1. Introdução: a missão de coração a coração

 

Em 2004, por ocasião dos 1250 anos do martírio de S. Bonifácio, Apóstolo da Alemanha, o Cardeal Karl Lehmann, Arcebispo de Mogúncia (Mainz), dirigiu à sua Diocese uma Carta Pastoral, intitulada Testemunho missionário, em que se lê:

 

«Tornámo-nos um mundo velho. Deixámo-nos vencer pelo cansaço (…). É necessário um radical revigoramento missionário da nossa Igreja. Não se trata apenas de reformar as estruturas. É preciso começar por cada um de nós. Se não estivermos entusiasmados pela profundidade e pela beleza da nossa fé, não podemos verdadeiramente transmiti-la nem aos vizinhos nem aos filhos nem às gerações futuras. (…) É necessário também ganhar outras pessoas para a nossa fé cristã e arrastar os cristãos que cederam ao cansaço ou que até abandonaram a Igreja (…).
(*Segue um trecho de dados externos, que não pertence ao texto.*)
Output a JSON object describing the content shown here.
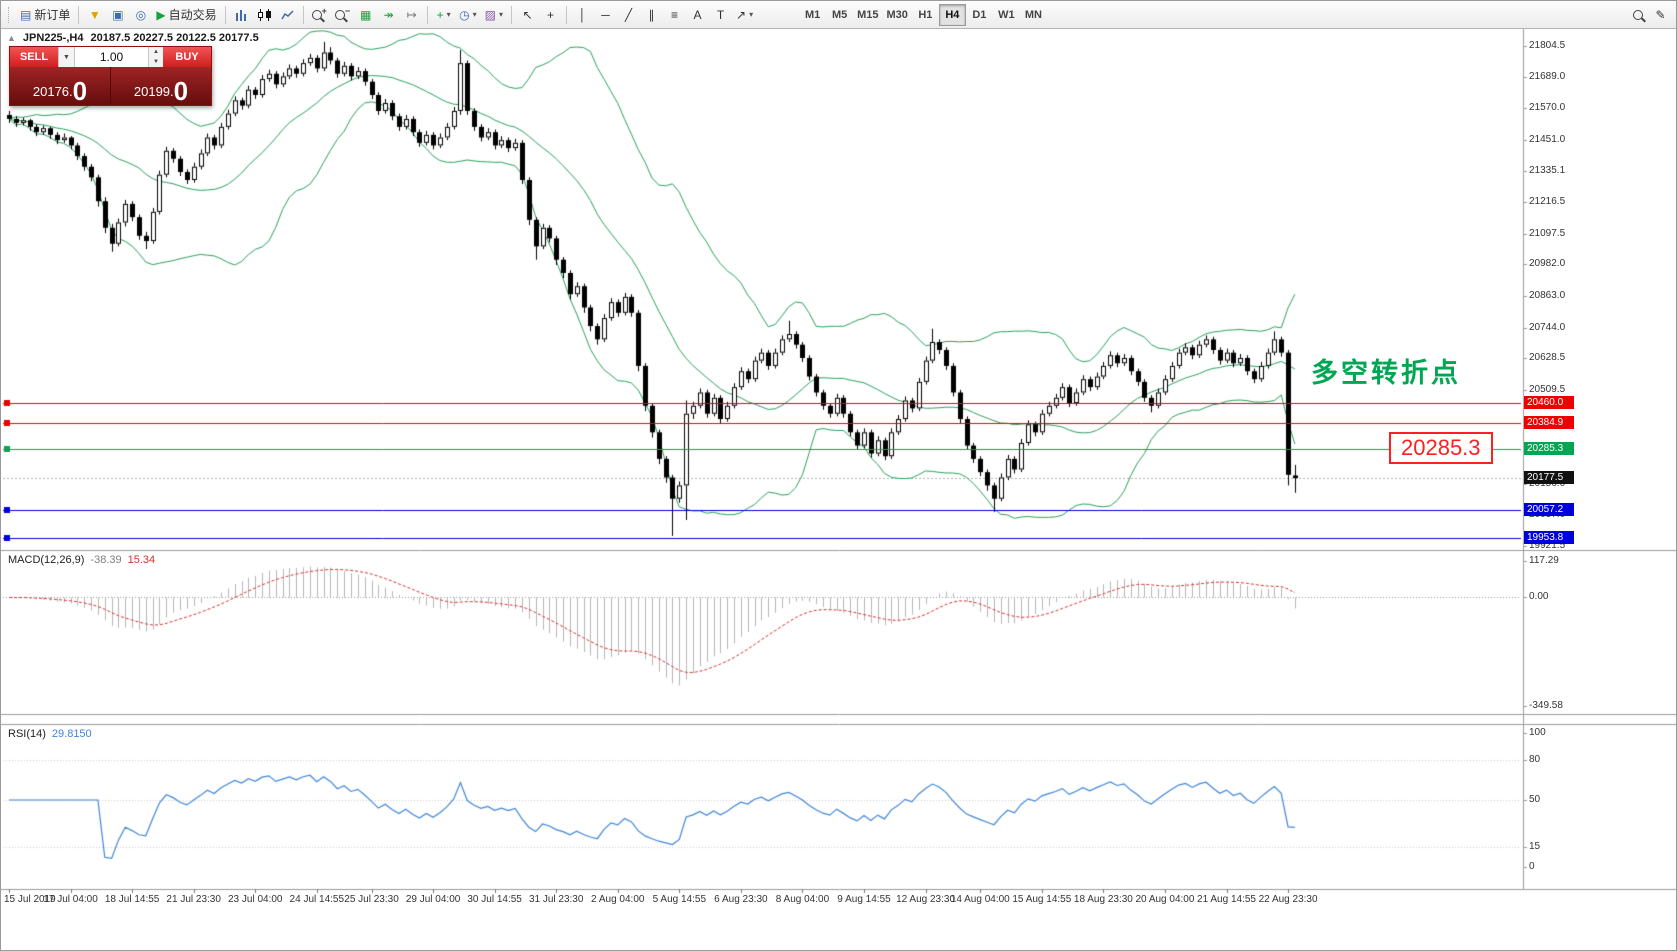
{
  "colors": {
    "bb_green": "#28a05c",
    "macd_hist": "#b6b6b6",
    "macd_signal": "#d43030",
    "rsi_line": "#3f86d6",
    "level_red": "#ee0000",
    "level_green": "#00a651",
    "level_blue": "#0000dd",
    "current_price_black": "#111111",
    "annotation_green": "#00a651",
    "callout_red": "#ff1f1f"
  },
  "toolbar": {
    "new_order_label": "新订单",
    "autotrading_label": "自动交易",
    "timeframes": [
      {
        "label": "M1",
        "active": false
      },
      {
        "label": "M5",
        "active": false
      },
      {
        "label": "M15",
        "active": false
      },
      {
        "label": "M30",
        "active": false
      },
      {
        "label": "H1",
        "active": false
      },
      {
        "label": "H4",
        "active": true
      },
      {
        "label": "D1",
        "active": false
      },
      {
        "label": "W1",
        "active": false
      },
      {
        "label": "MN",
        "active": false
      }
    ],
    "icons": {
      "new_order": "▤",
      "filter": "▼",
      "monitor": "▣",
      "globe": "◎",
      "play": "▶",
      "tile": "▦",
      "autoscroll": "↠",
      "shift": "↦",
      "indicators": "+",
      "clock": "◷",
      "template": "▨",
      "cursor": "↖",
      "crosshair": "+",
      "vline": "│",
      "hline": "─",
      "trendline": "╱",
      "channel": "∥",
      "fibo": "≡",
      "text": "A",
      "label": "T",
      "arrow": "↗",
      "caret": "▾",
      "pencil": "✎"
    }
  },
  "chart": {
    "collapse_arrow": "▲",
    "symbol_period": "JPN225-,H4",
    "ohlc_text": "20187.5 20227.5 20122.5 20177.5",
    "trade_panel": {
      "sell_label": "SELL",
      "buy_label": "BUY",
      "volume": "1.00",
      "spin_up": "▲",
      "spin_down": "▼",
      "preset_caret": "▼",
      "sell_price_main": "20176.",
      "sell_price_big": "0",
      "buy_price_main": "20199.",
      "buy_price_big": "0"
    },
    "levels": [
      {
        "price": 20460.0,
        "label": "20460.0",
        "color": "#ee0000"
      },
      {
        "price": 20384.9,
        "label": "20384.9",
        "color": "#ee0000"
      },
      {
        "price": 20285.3,
        "label": "20285.3",
        "color": "#00a651"
      },
      {
        "price": 20057.2,
        "label": "20057.2",
        "color": "#0000dd"
      },
      {
        "price": 19953.8,
        "label": "19953.8",
        "color": "#0000dd"
      }
    ],
    "current_price": 20177.5,
    "current_price_label": "20177.5",
    "annotations": {
      "turning_point_text": "多空转折点",
      "price_callout": "20285.3"
    }
  },
  "price_scale": {
    "ticks": [
      21804.5,
      21689.0,
      21570.0,
      21451.0,
      21335.1,
      21216.5,
      21097.5,
      20982.0,
      20863.0,
      20744.0,
      20628.5,
      20509.5,
      20390.5,
      20275.0,
      20156.0,
      20037.0,
      19921.5
    ]
  },
  "time_axis": {
    "labels": [
      "15 Jul 2019",
      "17 Jul 04:00",
      "18 Jul 14:55",
      "21 Jul 23:30",
      "23 Jul 04:00",
      "24 Jul 14:55",
      "25 Jul 23:30",
      "29 Jul 04:00",
      "30 Jul 14:55",
      "31 Jul 23:30",
      "2 Aug 04:00",
      "5 Aug 14:55",
      "6 Aug 23:30",
      "8 Aug 04:00",
      "9 Aug 14:55",
      "12 Aug 23:30",
      "14 Aug 04:00",
      "15 Aug 14:55",
      "18 Aug 23:30",
      "20 Aug 04:00",
      "21 Aug 14:55",
      "22 Aug 23:30"
    ]
  },
  "macd": {
    "name": "MACD(12,26,9)",
    "main_value": "-38.39",
    "signal_value": "15.34",
    "ticks": [
      {
        "value": 117.29,
        "label": "117.29"
      },
      {
        "value": 0,
        "label": "0.00"
      },
      {
        "value": -349.58,
        "label": "-349.58"
      }
    ]
  },
  "rsi": {
    "name": "RSI(14)",
    "value": "29.8150",
    "ticks": [
      {
        "value": 100,
        "label": "100"
      },
      {
        "value": 80,
        "label": "80"
      },
      {
        "value": 50,
        "label": "50"
      },
      {
        "value": 15,
        "label": "15"
      },
      {
        "value": 0,
        "label": "0"
      }
    ]
  },
  "chart_data": {
    "type": "candlestick",
    "symbol": "JPN225-",
    "timeframe": "H4",
    "last_bar": {
      "open": 20187.5,
      "high": 20227.5,
      "low": 20122.5,
      "close": 20177.5
    },
    "overlays": {
      "bollinger": {
        "period": 20,
        "deviation": 2
      },
      "horizontal_levels": [
        20460.0,
        20384.9,
        20285.3,
        20057.2,
        19953.8
      ]
    },
    "indicators": [
      {
        "type": "macd",
        "fast": 12,
        "slow": 26,
        "signal": 9,
        "last_main": -38.39,
        "last_signal": 15.34,
        "y_range": [
          -349.58,
          117.29
        ]
      },
      {
        "type": "rsi",
        "period": 14,
        "last": 29.815,
        "y_range": [
          0,
          100
        ],
        "level_lines": [
          80,
          50,
          15
        ]
      }
    ],
    "candles": [
      [
        21545,
        21560,
        21515,
        21530
      ],
      [
        21530,
        21540,
        21500,
        21515
      ],
      [
        21515,
        21535,
        21505,
        21525
      ],
      [
        21525,
        21530,
        21485,
        21500
      ],
      [
        21500,
        21510,
        21465,
        21480
      ],
      [
        21480,
        21505,
        21470,
        21495
      ],
      [
        21495,
        21500,
        21455,
        21470
      ],
      [
        21470,
        21480,
        21435,
        21450
      ],
      [
        21450,
        21475,
        21440,
        21460
      ],
      [
        21460,
        21465,
        21415,
        21430
      ],
      [
        21430,
        21440,
        21375,
        21390
      ],
      [
        21390,
        21400,
        21335,
        21350
      ],
      [
        21350,
        21360,
        21295,
        21310
      ],
      [
        21310,
        21320,
        21200,
        21220
      ],
      [
        21220,
        21235,
        21100,
        21120
      ],
      [
        21120,
        21135,
        21030,
        21060
      ],
      [
        21060,
        21155,
        21050,
        21140
      ],
      [
        21140,
        21225,
        21125,
        21210
      ],
      [
        21210,
        21220,
        21145,
        21160
      ],
      [
        21160,
        21170,
        21075,
        21090
      ],
      [
        21090,
        21105,
        21040,
        21070
      ],
      [
        21070,
        21195,
        21060,
        21180
      ],
      [
        21180,
        21335,
        21170,
        21320
      ],
      [
        21320,
        21425,
        21310,
        21410
      ],
      [
        21410,
        21420,
        21365,
        21380
      ],
      [
        21380,
        21390,
        21315,
        21330
      ],
      [
        21330,
        21340,
        21285,
        21300
      ],
      [
        21300,
        21365,
        21290,
        21350
      ],
      [
        21350,
        21415,
        21340,
        21400
      ],
      [
        21400,
        21475,
        21390,
        21460
      ],
      [
        21460,
        21470,
        21415,
        21430
      ],
      [
        21430,
        21515,
        21420,
        21500
      ],
      [
        21500,
        21565,
        21490,
        21550
      ],
      [
        21550,
        21615,
        21540,
        21600
      ],
      [
        21600,
        21610,
        21565,
        21580
      ],
      [
        21580,
        21655,
        21570,
        21640
      ],
      [
        21640,
        21650,
        21605,
        21620
      ],
      [
        21620,
        21695,
        21610,
        21680
      ],
      [
        21680,
        21715,
        21670,
        21700
      ],
      [
        21700,
        21710,
        21645,
        21660
      ],
      [
        21660,
        21705,
        21650,
        21690
      ],
      [
        21690,
        21735,
        21680,
        21720
      ],
      [
        21720,
        21730,
        21685,
        21700
      ],
      [
        21700,
        21755,
        21690,
        21740
      ],
      [
        21740,
        21775,
        21730,
        21760
      ],
      [
        21760,
        21770,
        21705,
        21720
      ],
      [
        21720,
        21820,
        21710,
        21780
      ],
      [
        21780,
        21800,
        21735,
        21750
      ],
      [
        21750,
        21760,
        21685,
        21700
      ],
      [
        21700,
        21745,
        21690,
        21730
      ],
      [
        21730,
        21740,
        21675,
        21690
      ],
      [
        21690,
        21725,
        21680,
        21710
      ],
      [
        21710,
        21720,
        21655,
        21670
      ],
      [
        21670,
        21680,
        21605,
        21620
      ],
      [
        21620,
        21630,
        21545,
        21560
      ],
      [
        21560,
        21605,
        21550,
        21590
      ],
      [
        21590,
        21600,
        21525,
        21540
      ],
      [
        21540,
        21550,
        21485,
        21500
      ],
      [
        21500,
        21545,
        21490,
        21530
      ],
      [
        21530,
        21540,
        21465,
        21480
      ],
      [
        21480,
        21490,
        21425,
        21440
      ],
      [
        21440,
        21485,
        21430,
        21470
      ],
      [
        21470,
        21480,
        21415,
        21430
      ],
      [
        21430,
        21475,
        21420,
        21460
      ],
      [
        21460,
        21515,
        21450,
        21500
      ],
      [
        21500,
        21575,
        21490,
        21560
      ],
      [
        21560,
        21790,
        21545,
        21740
      ],
      [
        21740,
        21750,
        21545,
        21560
      ],
      [
        21560,
        21570,
        21485,
        21500
      ],
      [
        21500,
        21510,
        21445,
        21460
      ],
      [
        21460,
        21495,
        21450,
        21480
      ],
      [
        21480,
        21490,
        21415,
        21430
      ],
      [
        21430,
        21465,
        21420,
        21450
      ],
      [
        21450,
        21460,
        21405,
        21420
      ],
      [
        21420,
        21455,
        21410,
        21440
      ],
      [
        21440,
        21450,
        21285,
        21300
      ],
      [
        21300,
        21310,
        21130,
        21150
      ],
      [
        21150,
        21160,
        21000,
        21050
      ],
      [
        21050,
        21135,
        21040,
        21120
      ],
      [
        21120,
        21130,
        21065,
        21080
      ],
      [
        21080,
        21090,
        20980,
        21000
      ],
      [
        21000,
        21010,
        20930,
        20950
      ],
      [
        20950,
        20960,
        20850,
        20870
      ],
      [
        20870,
        20915,
        20860,
        20900
      ],
      [
        20900,
        20910,
        20800,
        20820
      ],
      [
        20820,
        20830,
        20730,
        20750
      ],
      [
        20750,
        20760,
        20680,
        20700
      ],
      [
        20700,
        20795,
        20690,
        20780
      ],
      [
        20780,
        20855,
        20770,
        20840
      ],
      [
        20840,
        20850,
        20785,
        20800
      ],
      [
        20800,
        20875,
        20790,
        20860
      ],
      [
        20860,
        20870,
        20785,
        20800
      ],
      [
        20800,
        20810,
        20580,
        20600
      ],
      [
        20600,
        20610,
        20430,
        20450
      ],
      [
        20450,
        20460,
        20330,
        20350
      ],
      [
        20350,
        20360,
        20230,
        20250
      ],
      [
        20250,
        20260,
        20160,
        20180
      ],
      [
        20180,
        20190,
        19960,
        20100
      ],
      [
        20100,
        20165,
        20085,
        20150
      ],
      [
        20150,
        20470,
        20020,
        20420
      ],
      [
        20420,
        20465,
        20400,
        20450
      ],
      [
        20450,
        20515,
        20440,
        20500
      ],
      [
        20500,
        20510,
        20405,
        20420
      ],
      [
        20420,
        20495,
        20410,
        20480
      ],
      [
        20480,
        20490,
        20385,
        20400
      ],
      [
        20400,
        20465,
        20390,
        20450
      ],
      [
        20450,
        20535,
        20440,
        20520
      ],
      [
        20520,
        20595,
        20510,
        20580
      ],
      [
        20580,
        20590,
        20535,
        20550
      ],
      [
        20550,
        20635,
        20540,
        20620
      ],
      [
        20620,
        20665,
        20610,
        20650
      ],
      [
        20650,
        20660,
        20585,
        20600
      ],
      [
        20600,
        20665,
        20590,
        20650
      ],
      [
        20650,
        20715,
        20640,
        20700
      ],
      [
        20700,
        20770,
        20690,
        20720
      ],
      [
        20720,
        20730,
        20665,
        20680
      ],
      [
        20680,
        20690,
        20615,
        20630
      ],
      [
        20630,
        20640,
        20545,
        20560
      ],
      [
        20560,
        20570,
        20485,
        20500
      ],
      [
        20500,
        20510,
        20435,
        20450
      ],
      [
        20450,
        20460,
        20405,
        20420
      ],
      [
        20420,
        20495,
        20410,
        20480
      ],
      [
        20480,
        20490,
        20405,
        20420
      ],
      [
        20420,
        20430,
        20335,
        20350
      ],
      [
        20350,
        20360,
        20285,
        20300
      ],
      [
        20300,
        20365,
        20290,
        20350
      ],
      [
        20350,
        20360,
        20255,
        20270
      ],
      [
        20270,
        20335,
        20260,
        20320
      ],
      [
        20320,
        20330,
        20245,
        20260
      ],
      [
        20260,
        20365,
        20250,
        20350
      ],
      [
        20350,
        20415,
        20340,
        20400
      ],
      [
        20400,
        20485,
        20390,
        20470
      ],
      [
        20470,
        20480,
        20425,
        20440
      ],
      [
        20440,
        20555,
        20430,
        20540
      ],
      [
        20540,
        20635,
        20530,
        20620
      ],
      [
        20620,
        20740,
        20610,
        20690
      ],
      [
        20690,
        20700,
        20645,
        20660
      ],
      [
        20660,
        20670,
        20585,
        20600
      ],
      [
        20600,
        20610,
        20485,
        20500
      ],
      [
        20500,
        20510,
        20385,
        20400
      ],
      [
        20400,
        20410,
        20285,
        20300
      ],
      [
        20300,
        20310,
        20235,
        20250
      ],
      [
        20250,
        20260,
        20185,
        20200
      ],
      [
        20200,
        20210,
        20130,
        20150
      ],
      [
        20150,
        20160,
        20050,
        20100
      ],
      [
        20100,
        20195,
        20090,
        20180
      ],
      [
        20180,
        20265,
        20170,
        20250
      ],
      [
        20250,
        20260,
        20195,
        20210
      ],
      [
        20210,
        20325,
        20200,
        20310
      ],
      [
        20310,
        20395,
        20300,
        20380
      ],
      [
        20380,
        20390,
        20335,
        20350
      ],
      [
        20350,
        20435,
        20340,
        20420
      ],
      [
        20420,
        20465,
        20410,
        20450
      ],
      [
        20450,
        20495,
        20440,
        20480
      ],
      [
        20480,
        20535,
        20470,
        20520
      ],
      [
        20520,
        20530,
        20445,
        20460
      ],
      [
        20460,
        20515,
        20450,
        20500
      ],
      [
        20500,
        20565,
        20490,
        20550
      ],
      [
        20550,
        20560,
        20505,
        20520
      ],
      [
        20520,
        20575,
        20510,
        20560
      ],
      [
        20560,
        20615,
        20550,
        20600
      ],
      [
        20600,
        20655,
        20590,
        20640
      ],
      [
        20640,
        20650,
        20595,
        20610
      ],
      [
        20610,
        20645,
        20600,
        20630
      ],
      [
        20630,
        20640,
        20565,
        20580
      ],
      [
        20580,
        20590,
        20525,
        20540
      ],
      [
        20540,
        20550,
        20465,
        20480
      ],
      [
        20480,
        20490,
        20425,
        20450
      ],
      [
        20450,
        20515,
        20440,
        20500
      ],
      [
        20500,
        20565,
        20490,
        20550
      ],
      [
        20550,
        20615,
        20540,
        20600
      ],
      [
        20600,
        20665,
        20590,
        20650
      ],
      [
        20650,
        20685,
        20640,
        20670
      ],
      [
        20670,
        20680,
        20625,
        20640
      ],
      [
        20640,
        20695,
        20630,
        20680
      ],
      [
        20680,
        20715,
        20670,
        20700
      ],
      [
        20700,
        20710,
        20645,
        20660
      ],
      [
        20660,
        20670,
        20605,
        20620
      ],
      [
        20620,
        20665,
        20610,
        20650
      ],
      [
        20650,
        20660,
        20595,
        20610
      ],
      [
        20610,
        20645,
        20600,
        20630
      ],
      [
        20630,
        20640,
        20565,
        20580
      ],
      [
        20580,
        20590,
        20535,
        20550
      ],
      [
        20550,
        20615,
        20540,
        20600
      ],
      [
        20600,
        20665,
        20590,
        20650
      ],
      [
        20650,
        20730,
        20640,
        20700
      ],
      [
        20700,
        20710,
        20635,
        20650
      ],
      [
        20650,
        20660,
        20150,
        20190
      ],
      [
        20187.5,
        20227.5,
        20122.5,
        20177.5
      ]
    ]
  }
}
Devemos difundir verdadeiramente o Evangelho de casa em casa, de coração a coração»[1].

 

Nesta Carta Pastoral, o Cardeal Lehmann traça um quadro realista de uma Igreja que parece envelhecida e cansada, mas aponta também, com mestria e clarividência, as coordenadas que devem moldar o rumo do futuro: não basta reformar por fora estruturas e edifícios; é preciso reformar por dentro, mudar o coração, acendê-lo com a luz nova de Cristo e do seu Evangelho.

A Exortação Apostólica Evangelii Nuntiandi, n.º 46 (Paulo VI, 8 de Dezembro de 1975), depois de falar da importância da pregação feita para todos, refere logo também a validade e a importância da transmissão «de pessoa para pessoa». E a Nota Pastoral da CEI, significativamente intitulada O rosto missionário das paróquias num mundo em mudança (n. 6)[2], acentua que «para a evangelização é essencial a comunicação de crente para crente, de pessoa a pessoa», aspecto que volta a ser salientado na recente Nota doutrinal sobre alguns aspectos da evangelização, n.º 11, da Congregação para a Doutrina da Fé, de 3 de Dezembro de 2007[3].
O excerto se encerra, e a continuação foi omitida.